Ou, vai ver, é por isso mesmo que eles estão entre os cineastas mais originais da atualidade. Veja abaixo trechos da entrevista. (TETÉ RIBEIRO)

 

PERGUNTA - O filme tem premissas parecidas com "Fargo". A fuga com o dinheiro, o pedaço quase desabitado do país, o policial sossegado, o assassino calmo e violento. Há uma ligação proposital entre as histórias?
ETHAN -
Não pensamos nisso ao ler o livro nem ao escrever o roteiro, mas depois percebemos as similaridades. Ao mesmo tempo, acredito que você pode isolar três fatos em qualquer filme e encontrar coisas similares a eles em outro filme. JOEL - Se você procurar essas coisas, vai encontrar em todos os lugares, o tempo todo. Mas não dá para dizer que a gente não tenha feito essa ligação.

PERGUNTA - Os críticos americanos falaram muito sobre o excesso de violência do filme, mas o mais assustador é o que não é mostrado, o que não se sabe a respeito do resto da cena. Foi uma maneira pensada para aumentar o suspense?
JOEL -
Não, mas é um grande elogio ao nosso trabalho. Não pensamos em nada disso antes de começar a filmar. Fomos muito fiéis ao livro, que narra algumas das cenas exatamente como colocamos no filme.

PERGUNTA - Esse elenco não tem os atores que normalmente trabalham com vocês, como Steve Buscemi, John Turturro, John Goodman ou a Frances McDormand. Por quê?
ETHAN -
Não foi uma decisão pensada. Nós começamos a fazer o casting e, quando nos demos conta, não tinha nenhum dos atores com quem trabalhamos mais freqüentemente. O Javier [Bardem] é um dos atores com quem a gente gostaria de trabalhar faz tempo, mas, em geral, escrevemos histórias americanas com personagens americanos, então nunca tinha papel para ele. Mas esse roteiro dava margem para a gente conceber que aquele personagem fosse estrangeiro, então aproveitamos a oportunidade.

PERGUNTA - Os seus filmes são muito diferentes uns dos outros, mas, ao mesmo tempo, têm uma unidade, como se fosse um gênero só de vocês. Há ingredientes fundamentais que entram em todos os filmes?
ETHAN -
Não.
JOEL - Não.
ETHAN - Não, não.
JOEL - Não, não, não. Esse especificamente é um dos que temos menos crédito porque é uma adaptação de um livro, nós não inventamos essa história. Se fizer algum sucesso, o mérito é de Cormac McCarthy.
ETHAN - Não sei qual teria sido nossa contribuição. Com sorte, a de não ter estragado o livro.

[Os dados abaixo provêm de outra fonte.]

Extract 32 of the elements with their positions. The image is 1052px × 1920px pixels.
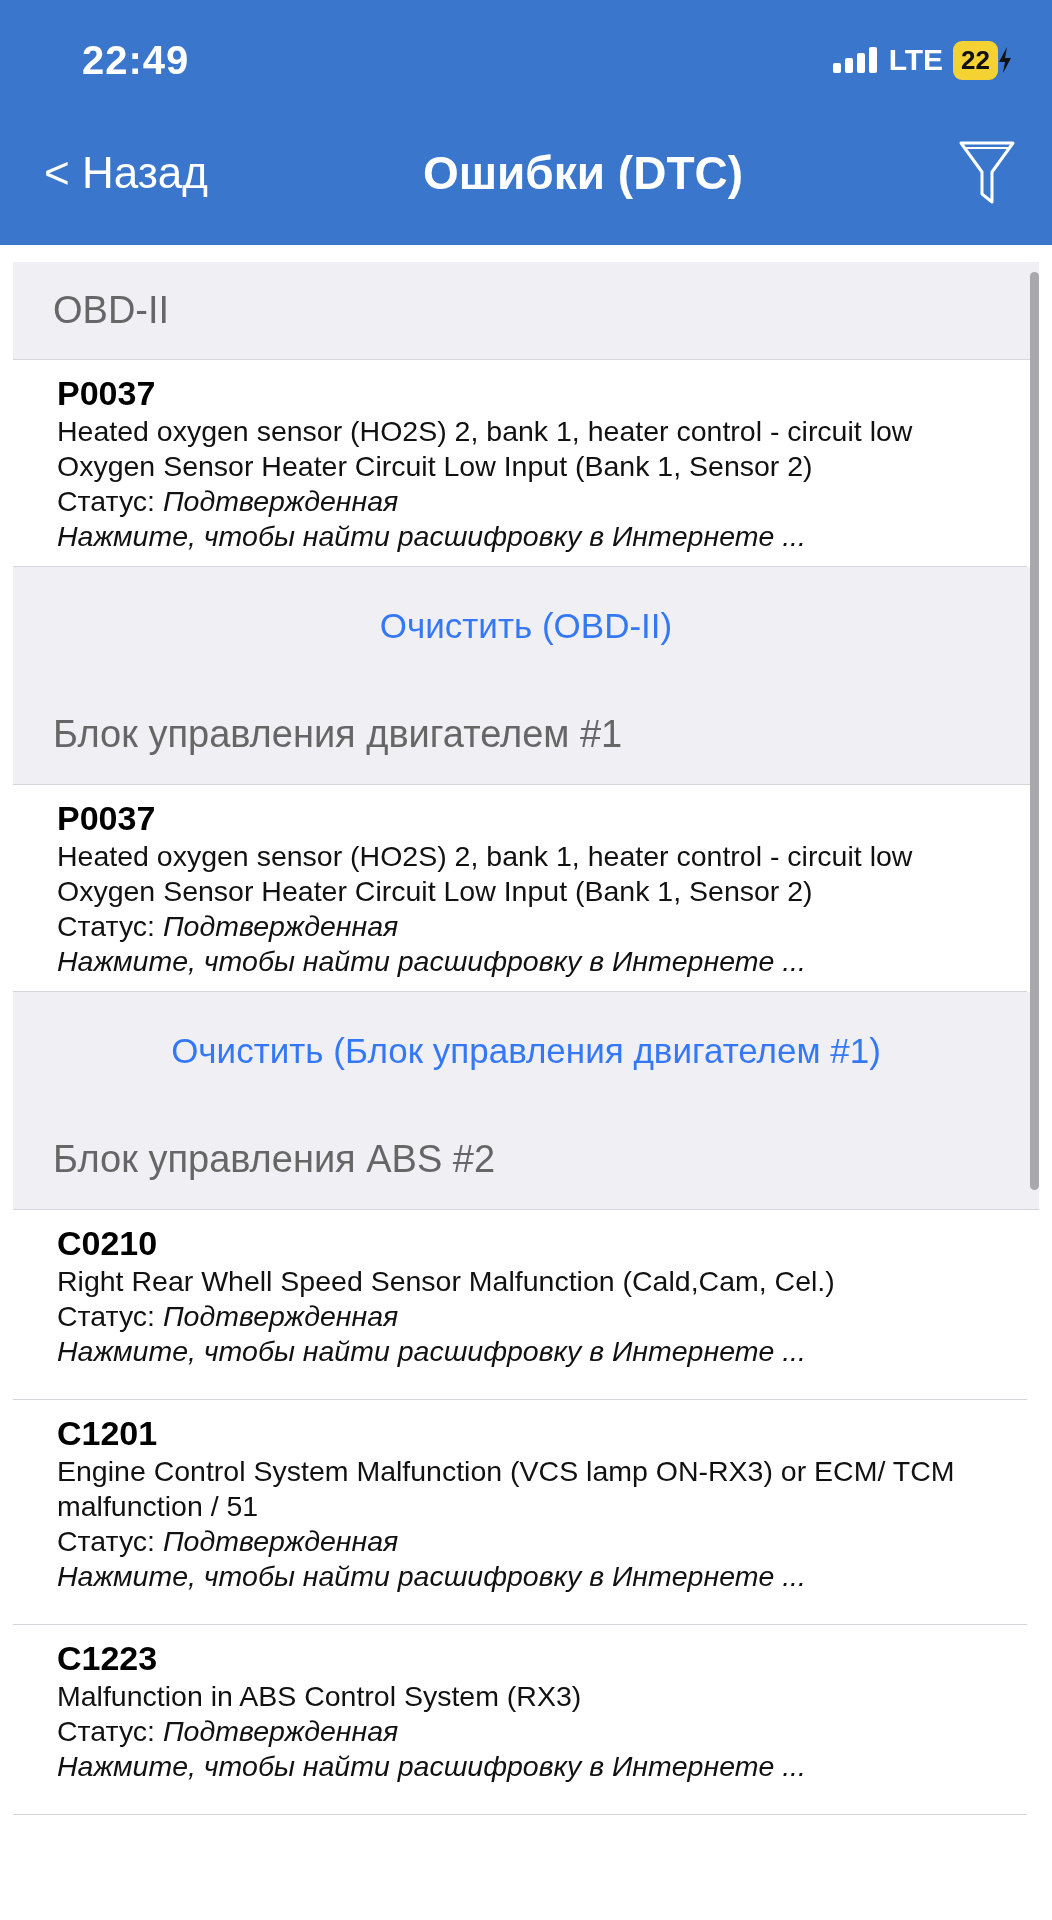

PERGUNTA - Mas o fato de vocês terem escolhido este livro do Cormac McCarthy, que é o mais violento dele, se passa no meio do deserto no Texas e tem um monte de personagens estranhos, não quer dizer nada a respeito do estilo de vocês?
JOEL -
Talvez. Mas isso não passa pelas nossas cabeças quando estamos pensando em que filme fazer em seguida. Não pensamos pragmaticamente em que história poderia se encaixar no nosso estilo.
ETHAN - Não sabemos absolutamente nada sobre o nosso estilo nem queremos saber, as decisões são tomadas uma a uma sem que o conjunto da obra seja levado em consideração. O jeito como o trabalho é visto pelos outros, pela crítica e pelo público está fora do nosso alcance.

PERGUNTA - Há alguns filmes vocês começaram a assinar juntos a direção, o roteiro e a produção, e também a edição, ainda que com o nome Roderick Jaynes. Mudou também a divisão de trabalho?
ETHAN -
Não, sempre foi uma colaboração. As pessoas imaginam que um é o chefe e o outro é o assistente, ou que o mais velho [Joel] tem a palavra final. Não é assim, a gente sempre colaborou, e se uma idéia incomoda o outro, a gente trabalha até que surja uma que agrade aos dois. Funciona há 25 anos.
JOEL - As pessoas projetam as relações que têm com seus irmãos, talvez mais complicadas que a nossa, e não aceitam que nenhum de nós tenha a palavra final, mas não é assim que a gente se relaciona como irmãos nem como colaboradores.